Not to mention the 5-year deal worth $250 million – one of the largest ever awarded to any sports player anywhere. Of course, the money is more for his profile off the field than for his talent on it, which makes me wonder why the MLS bothered changing their salary cap rules to allow for signing him at all when they could have simply offered him a massive celebrity endorsement contract.
In any case, he’s on his way. And while it’s debatable how much of a boost he’ll provide to American soccer, it’s a certainty that he – and his Spice-girl wife – will provide an immediate boost to the paparazzi industry.

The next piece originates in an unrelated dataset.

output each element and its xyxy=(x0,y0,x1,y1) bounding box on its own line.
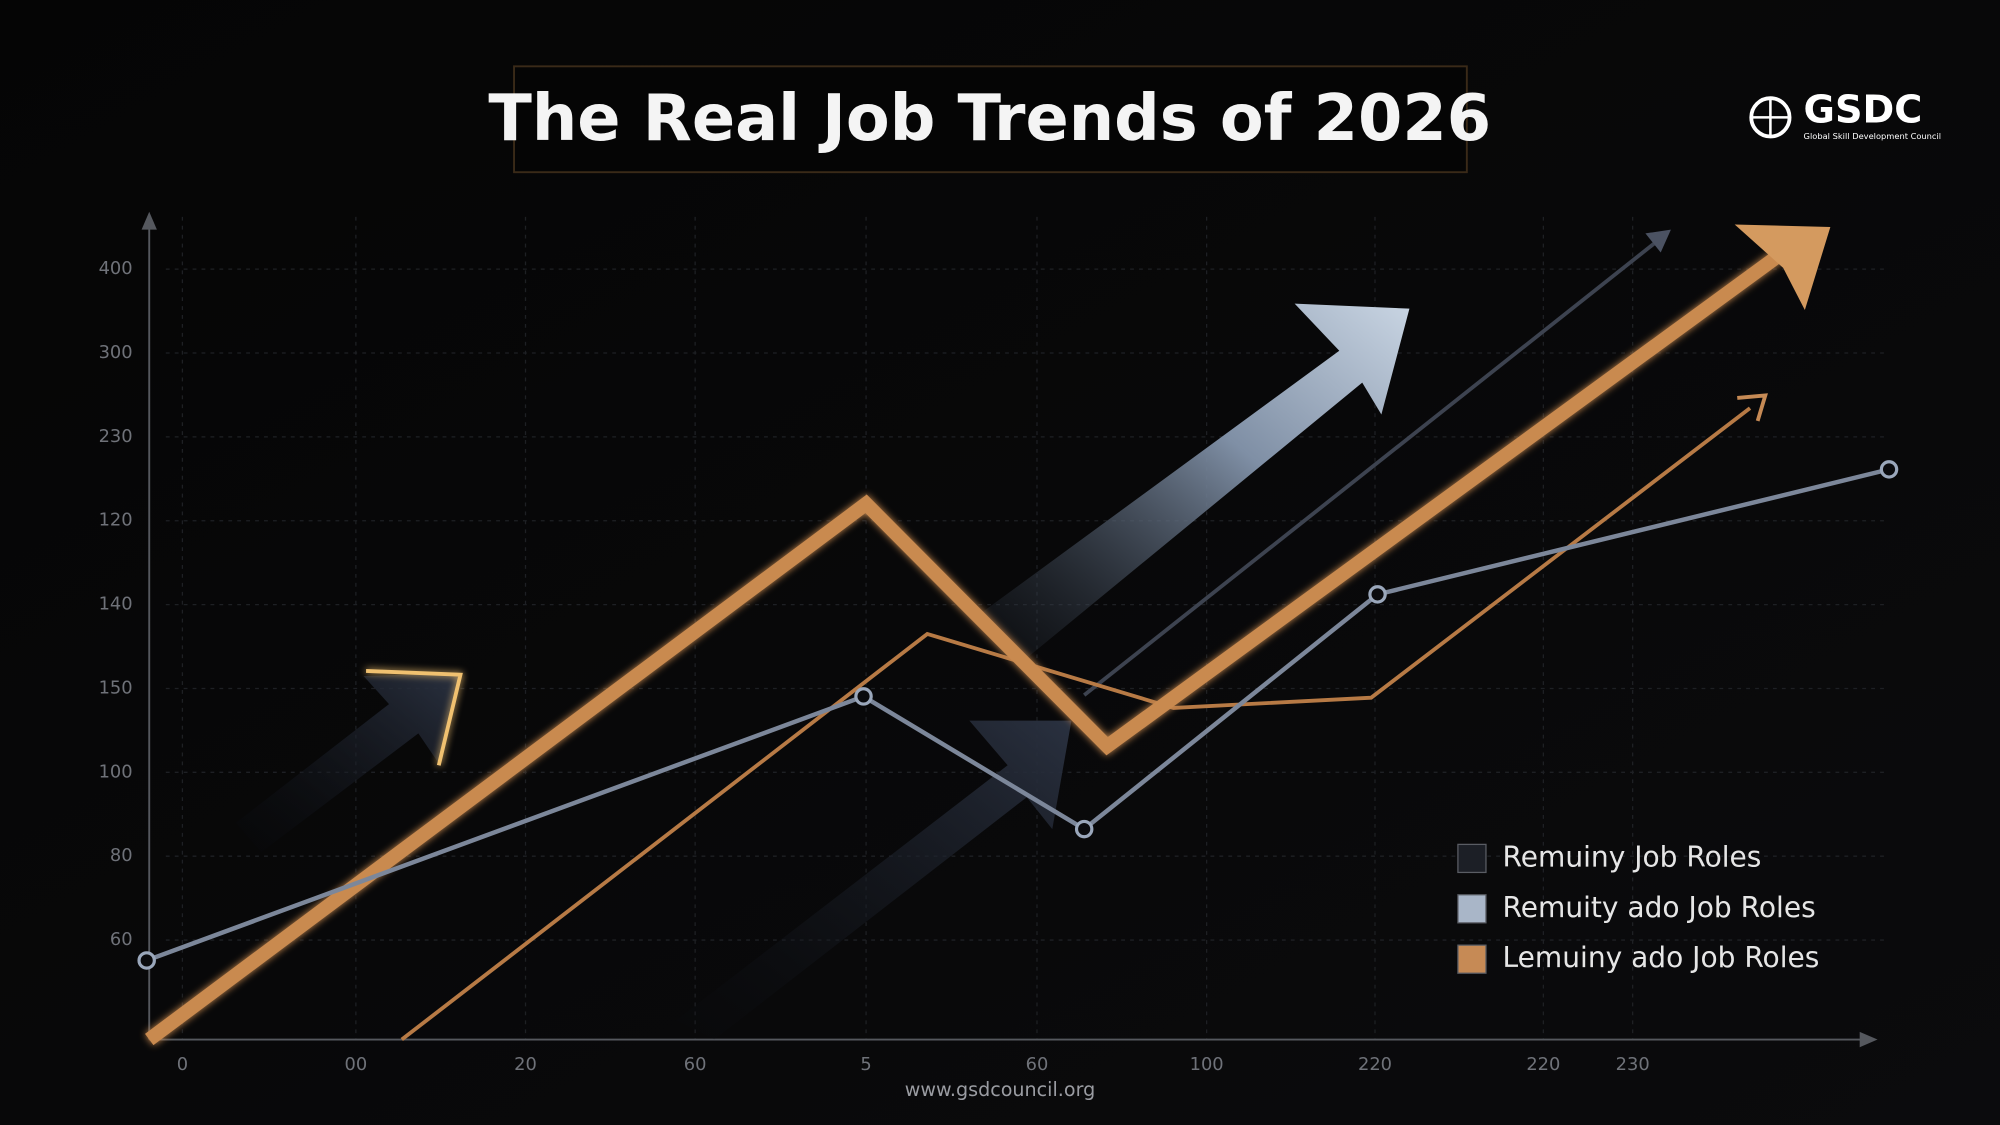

Love Castro. Hate Bush. Be popular. At least that seems to be the general idea for one soccer star:
Argentine soccer hero Diego Maradona promised Cuban President Fidel Castro on Thursday he would be at the front of an anti-Bush march in Argentina next week.
[ . . . ]
“I think Bush is a murderer. … I’m going to head the march against him stepping foot on Argentine soil,” Maradona said, appearing on Cuban television with Castro.
“I promised the ‘Comandante’ that I would do it and I will,” the 44-year-old football legend said, referring to Castro.
“For me he is a god,” Maradona said of the 79-year-old left-wing Cuban leader, whom he considers a friend and a father figure who helped him kick drugs.
Oh, get a room, you two!
Somehow I think these guys would tend to disagree with Maradona’s assessment of the ‘Commandante’:
The 40-member National Chorus of Cuba, which specializes in patriotic songs about the glories of the Revolution, is touring Canada. Twenty members just defected en masse in Toronto.
But of course, what would they know? Unlike Maradona, they’re actually Cuban.
Thanks to Tom for sending me the link to his article in the London Times about Iraq’s national football team (that’s soccer to us North Americans). Tom interviewed Sharar Haydar, who played professional football for Iraq’s national teams for 12 years, and says he was tortured by Uday Saddam Hussein, Saddam Hussein’s son:
“He didn’t just torture us when we lost,” Haydar said when we met last Wednesday in a London coffee shop. “Even when we won. He started by shaving hair — I know in Britain it’s a fashion now but in Iraq it’s a big embarrassment. After that he started to put players in prison. He used to come to watch us, sometimes we won three or four-nil but still he (ordered his guards to) take three or four players, put them in prison and torture them because he didn’t like their form. Then he started to beat the coach, referees . . . ”
Food for thought the next time a high school basketball coach gets chewed out for making his team run laps.
Today is, of course, Superbowl Sunday. And as the dish seems to be working (for once), I’ll probably watch just for the commercials.
I must admit I’ve never really understood football. To me it’s a bunch of oversized guys jumping on top of each other, but with a lot more commercialization than, say, Sumo wrestling. Oh, I know there’s more to it than that, and I have no doubt that true sports fans would have a lot to explain to me about the intricacies of the game . . . but for now I’ll stick to watching the commercials cause that’s what interests me.